The civil engineering firm Skanska is undertaking further work for English Heritage on the lower side of Silbury Hill (Wiltshire, England). This is part of a process to attempt to remedy various areas of instability that have resulted from inadequately backfilled explorations in 1776, 1849 and almost unbelievably, as recently as 1968 which was funded and filmed by the BBC. Skanska have posted a detailed notice at the site, announcing their aim to re-enter these explorations and properly backfill them with chalk with the hope of returning Silbury Hill as near to its original state as can be practicably achieved.
     This first phase of operations involves the temporary re-exposure of the entrance to one of the explorations, the tunnel dug into the hill in 1968 by Professor Richard Atkinson. This is being done so as to 1: survey the levels at the top and bottom of the tunnel, 2: measure and confirm the internal dimensions of the tunnel, 3: inspect the condition of the tunnel supports within the first few feet of the tunnel, 4: sample the existing tunnel fill material and 5: plan and design a new entrance access structure. In addition, archaeological recording is being undertaken, with the soil and turf removed during this re-exposure work being replaced after Skanska’s survey has been completed. If you’re in the area, please bear in mind that there is no public access to Silbury Hill for nature conservation reasons and in order to protect the extremely fragile archaeological state of the monument.

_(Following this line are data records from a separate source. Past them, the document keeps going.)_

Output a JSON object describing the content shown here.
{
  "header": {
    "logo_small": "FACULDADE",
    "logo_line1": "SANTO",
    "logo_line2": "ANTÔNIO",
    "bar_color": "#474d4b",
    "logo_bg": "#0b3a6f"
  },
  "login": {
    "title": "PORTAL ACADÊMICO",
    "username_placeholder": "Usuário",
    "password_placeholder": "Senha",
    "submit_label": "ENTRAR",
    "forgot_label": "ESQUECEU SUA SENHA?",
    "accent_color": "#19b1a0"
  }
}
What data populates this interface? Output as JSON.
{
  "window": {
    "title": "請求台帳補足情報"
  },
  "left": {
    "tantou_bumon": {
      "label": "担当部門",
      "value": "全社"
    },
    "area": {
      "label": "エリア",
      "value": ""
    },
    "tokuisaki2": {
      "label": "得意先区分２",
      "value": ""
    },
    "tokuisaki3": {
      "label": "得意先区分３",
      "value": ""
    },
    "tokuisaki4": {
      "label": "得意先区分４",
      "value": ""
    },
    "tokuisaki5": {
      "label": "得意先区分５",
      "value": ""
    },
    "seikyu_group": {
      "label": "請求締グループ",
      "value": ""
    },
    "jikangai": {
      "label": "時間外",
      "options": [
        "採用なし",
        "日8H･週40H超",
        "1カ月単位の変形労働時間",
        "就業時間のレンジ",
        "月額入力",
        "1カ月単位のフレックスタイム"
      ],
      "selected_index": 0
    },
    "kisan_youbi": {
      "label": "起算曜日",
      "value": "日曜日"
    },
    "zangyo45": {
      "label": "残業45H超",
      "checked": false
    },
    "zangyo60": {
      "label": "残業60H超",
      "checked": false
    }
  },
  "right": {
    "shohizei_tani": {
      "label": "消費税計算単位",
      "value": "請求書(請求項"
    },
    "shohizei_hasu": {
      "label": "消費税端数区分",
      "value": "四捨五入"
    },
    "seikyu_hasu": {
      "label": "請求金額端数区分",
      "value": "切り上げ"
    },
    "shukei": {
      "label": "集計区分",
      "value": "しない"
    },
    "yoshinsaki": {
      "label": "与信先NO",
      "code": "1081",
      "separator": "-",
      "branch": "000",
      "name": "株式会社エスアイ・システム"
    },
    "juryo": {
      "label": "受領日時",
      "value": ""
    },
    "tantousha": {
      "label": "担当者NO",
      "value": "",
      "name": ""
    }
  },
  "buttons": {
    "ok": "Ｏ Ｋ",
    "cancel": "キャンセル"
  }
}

     It is certainly very heartening to see that Silbury Hill is being repaired after its recent lapses, but it’s patently obvious that a good part of this work would not be necessary if in 1968, Professor Richard Atkinson had taken the elementary step of properly filling in his excavated tunnel. The historical records of the inside of Silbury Hill 'went missing' when any reasonable person would have thought that they’d instantly be put on public display, so that everyone could see what had been discovered at the heart of this mysterious mound. It is heartening to think that such negligence and dereliction is absolutely unthinkable today in the British Isles.